Power & Effect Size for Multiple Regression - HELP

Question

2 IV's: Pregnant/Non Pregnant & Physically Active/Not Physically Active

1 DV: Cognitive Functioning (Inhibition - SSRT scores)

AIM: Investigate whether there is a difference in physical activity levels are present between Preg/Non Preg & if this has an effect on cognitive functioning.

Hypothesis:

1. Preg will not meet physical activity levels and will have lower cognitive functioning scores compared to non-preg

2. Preg will show no difference in cognitive functioning tasks/reaction time compared to non preg when Physical Activity is controlled for.

Okay, so STATs-wise. I am in need of some guidance around how to go about calculating power and effect size for my final research topic.

I believe that this particular research requires multiple regression. But am unsure what statistics to analyse the difference.

Do I need to look at moderation/mediation for Physical activity being an influencing variable?

How do I go about computing power and effect size? I am trying to figure out the sample size using power calculation through the use of G*power.

Would the statistical test be: linear multiple regression: fixed model, R2 increase

Would effect size f2 be 0.15 a err prop 0.05 and power 0.95, would my number of predictors be 4?

Am I on the right track :( Need some guidance

Answer 1

Your hypothesis seem to be getting at effect moderation. Though I can't specifically speak to any of those analyses, I can tell you how to go about computing the sample size for a linear regression. Here are the steps...

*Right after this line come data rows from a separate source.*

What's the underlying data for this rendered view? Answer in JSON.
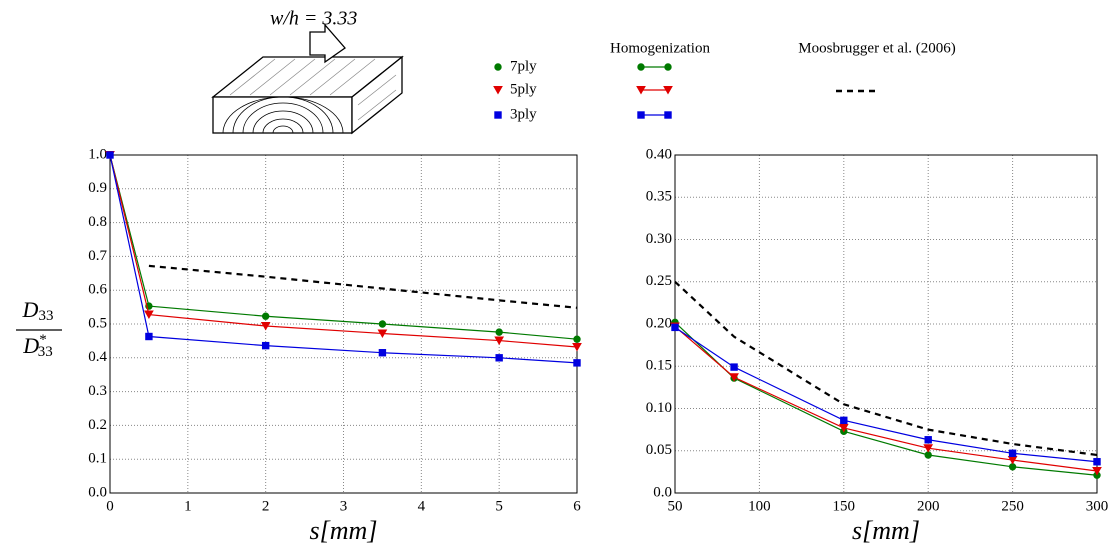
{
  "aspect_label": "w/h = 3.33",
  "legend_title": "Homogenization",
  "chart_data": [
    {
      "type": "line",
      "xlabel": "s[mm]",
      "ylabel": {
        "numerator": "D",
        "numerator_sub": "33",
        "denominator": "D",
        "denominator_sub": "33",
        "denominator_sup": "*"
      },
      "x": [
        0,
        0.5,
        2,
        3.5,
        5,
        6
      ],
      "xlim": [
        0,
        6
      ],
      "xticks": [
        0,
        1,
        2,
        3,
        4,
        5,
        6
      ],
      "ylim": [
        0,
        1
      ],
      "yticks": [
        {
          "value": 0,
          "label": "0.0"
        },
        0.1,
        0.2,
        0.3,
        0.4,
        0.5,
        0.6,
        0.7,
        0.8,
        0.9,
        {
          "value": 1,
          "label": "1.0"
        }
      ],
      "grid": true,
      "series": [
        {
          "name": "7ply",
          "color": "#007a00",
          "marker": "circle",
          "values": [
            1.0,
            0.553,
            0.523,
            0.5,
            0.476,
            0.455
          ]
        },
        {
          "name": "5ply",
          "color": "#e00000",
          "marker": "triangle",
          "values": [
            1.0,
            0.528,
            0.494,
            0.472,
            0.451,
            0.432
          ]
        },
        {
          "name": "3ply",
          "color": "#0000e0",
          "marker": "square",
          "values": [
            1.0,
            0.463,
            0.436,
            0.415,
            0.4,
            0.385
          ]
        },
        {
          "name": "Moosbrugger et al. (2006)",
          "color": "#000000",
          "dashed": true,
          "values": [
            null,
            0.672,
            0.64,
            0.605,
            0.57,
            0.548
          ]
        }
      ]
    },
    {
      "type": "line",
      "xlabel": "s[mm]",
      "x": [
        50,
        85,
        150,
        200,
        250,
        300
      ],
      "xlim": [
        50,
        300
      ],
      "xticks": [
        50,
        100,
        150,
        200,
        250,
        300
      ],
      "ylim": [
        0,
        0.4
      ],
      "yticks": [
        {
          "value": 0,
          "label": "0.0"
        },
        0.05,
        {
          "value": 0.1,
          "label": "0.10"
        },
        0.15,
        {
          "value": 0.2,
          "label": "0.20"
        },
        0.25,
        {
          "value": 0.3,
          "label": "0.30"
        },
        0.35,
        {
          "value": 0.4,
          "label": "0.40"
        }
      ],
      "grid": true,
      "series": [
        {
          "color": "#007a00",
          "marker": "circle",
          "values": [
            0.202,
            0.136,
            0.073,
            0.045,
            0.031,
            0.021
          ]
        },
        {
          "color": "#e00000",
          "marker": "triangle",
          "values": [
            0.197,
            0.137,
            0.077,
            0.053,
            0.039,
            0.026
          ]
        },
        {
          "color": "#0000e0",
          "marker": "square",
          "values": [
            0.196,
            0.149,
            0.086,
            0.063,
            0.047,
            0.037
          ]
        },
        {
          "color": "#000000",
          "dashed": true,
          "values": [
            0.25,
            0.185,
            0.105,
            0.075,
            0.058,
            0.045
          ]
        }
      ]
    }
  ]
}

a) Write down the regression model. This will inform which effects can be assessed. So, for instance, the simplest linear model would be

$$ y = \beta_0 + \beta_1\mbox{Is Active} + \beta_2\mbox{Is Pregant} $$

The model will depend on what hypotheses you are evaluating.

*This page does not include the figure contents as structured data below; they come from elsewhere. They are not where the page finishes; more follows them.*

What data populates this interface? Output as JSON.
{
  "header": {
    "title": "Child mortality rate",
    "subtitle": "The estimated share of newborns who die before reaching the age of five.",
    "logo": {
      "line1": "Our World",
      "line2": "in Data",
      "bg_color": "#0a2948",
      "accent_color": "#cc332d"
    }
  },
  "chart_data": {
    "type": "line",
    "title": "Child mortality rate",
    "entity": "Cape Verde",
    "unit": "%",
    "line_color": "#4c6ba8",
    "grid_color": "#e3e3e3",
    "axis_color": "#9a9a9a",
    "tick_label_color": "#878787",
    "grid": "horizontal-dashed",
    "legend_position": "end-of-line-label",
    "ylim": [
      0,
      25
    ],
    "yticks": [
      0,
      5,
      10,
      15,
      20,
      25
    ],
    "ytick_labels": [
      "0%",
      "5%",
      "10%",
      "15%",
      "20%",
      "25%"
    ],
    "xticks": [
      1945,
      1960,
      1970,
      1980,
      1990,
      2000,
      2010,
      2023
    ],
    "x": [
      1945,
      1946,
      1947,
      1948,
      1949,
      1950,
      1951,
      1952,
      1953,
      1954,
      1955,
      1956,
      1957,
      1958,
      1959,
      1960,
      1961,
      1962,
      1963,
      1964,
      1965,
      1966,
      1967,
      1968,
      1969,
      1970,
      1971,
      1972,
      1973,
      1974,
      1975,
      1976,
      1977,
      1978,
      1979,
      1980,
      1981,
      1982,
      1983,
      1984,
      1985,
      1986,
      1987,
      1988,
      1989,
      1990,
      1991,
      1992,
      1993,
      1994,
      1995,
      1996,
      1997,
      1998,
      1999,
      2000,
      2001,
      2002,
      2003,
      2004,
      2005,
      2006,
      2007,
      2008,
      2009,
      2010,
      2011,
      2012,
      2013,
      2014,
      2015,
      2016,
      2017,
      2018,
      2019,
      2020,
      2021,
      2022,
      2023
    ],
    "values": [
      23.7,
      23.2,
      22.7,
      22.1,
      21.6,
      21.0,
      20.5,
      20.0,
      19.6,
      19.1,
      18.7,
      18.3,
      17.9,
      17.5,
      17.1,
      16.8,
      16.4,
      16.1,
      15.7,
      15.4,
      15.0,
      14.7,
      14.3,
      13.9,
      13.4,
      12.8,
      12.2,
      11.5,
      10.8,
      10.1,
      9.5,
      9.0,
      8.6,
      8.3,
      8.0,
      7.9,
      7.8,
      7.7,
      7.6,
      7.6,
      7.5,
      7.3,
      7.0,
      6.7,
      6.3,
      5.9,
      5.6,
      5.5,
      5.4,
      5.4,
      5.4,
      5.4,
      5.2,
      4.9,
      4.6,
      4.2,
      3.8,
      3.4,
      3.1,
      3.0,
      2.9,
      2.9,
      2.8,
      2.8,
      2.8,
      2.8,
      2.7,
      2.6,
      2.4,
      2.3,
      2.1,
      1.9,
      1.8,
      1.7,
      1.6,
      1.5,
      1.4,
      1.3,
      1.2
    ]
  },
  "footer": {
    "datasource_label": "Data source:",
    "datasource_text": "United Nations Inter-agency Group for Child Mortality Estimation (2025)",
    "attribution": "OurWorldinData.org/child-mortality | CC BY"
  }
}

b) Pick a smallest meaningful effect size. There is always a difference between groups, but sometimes those differences are so small that they don't practically matter to us. Decide on the smallest effect you are interested in finding.

c) Compute the sample size using

$$ n \approx \dfrac{8\sigma^2_y}{(\beta \sigma_x)^2(1-\rho^2)} $$

Where

• $\sigma^2_y$ is the variance of the outcome conditioned on the covariates

• $\beta$ is the smallest meaningful effect size in part b)

• $\sigma_x$ is the standard deviation for the effect of the co variate you are interested in testing.

• and $\rho^2$ is the multiple correlation between your covariate of interest and the other covariates you are controlling for. All that is needed in practice for all of these is a good enough guess. You don't need to be bang on here. Sample size is an educated guess.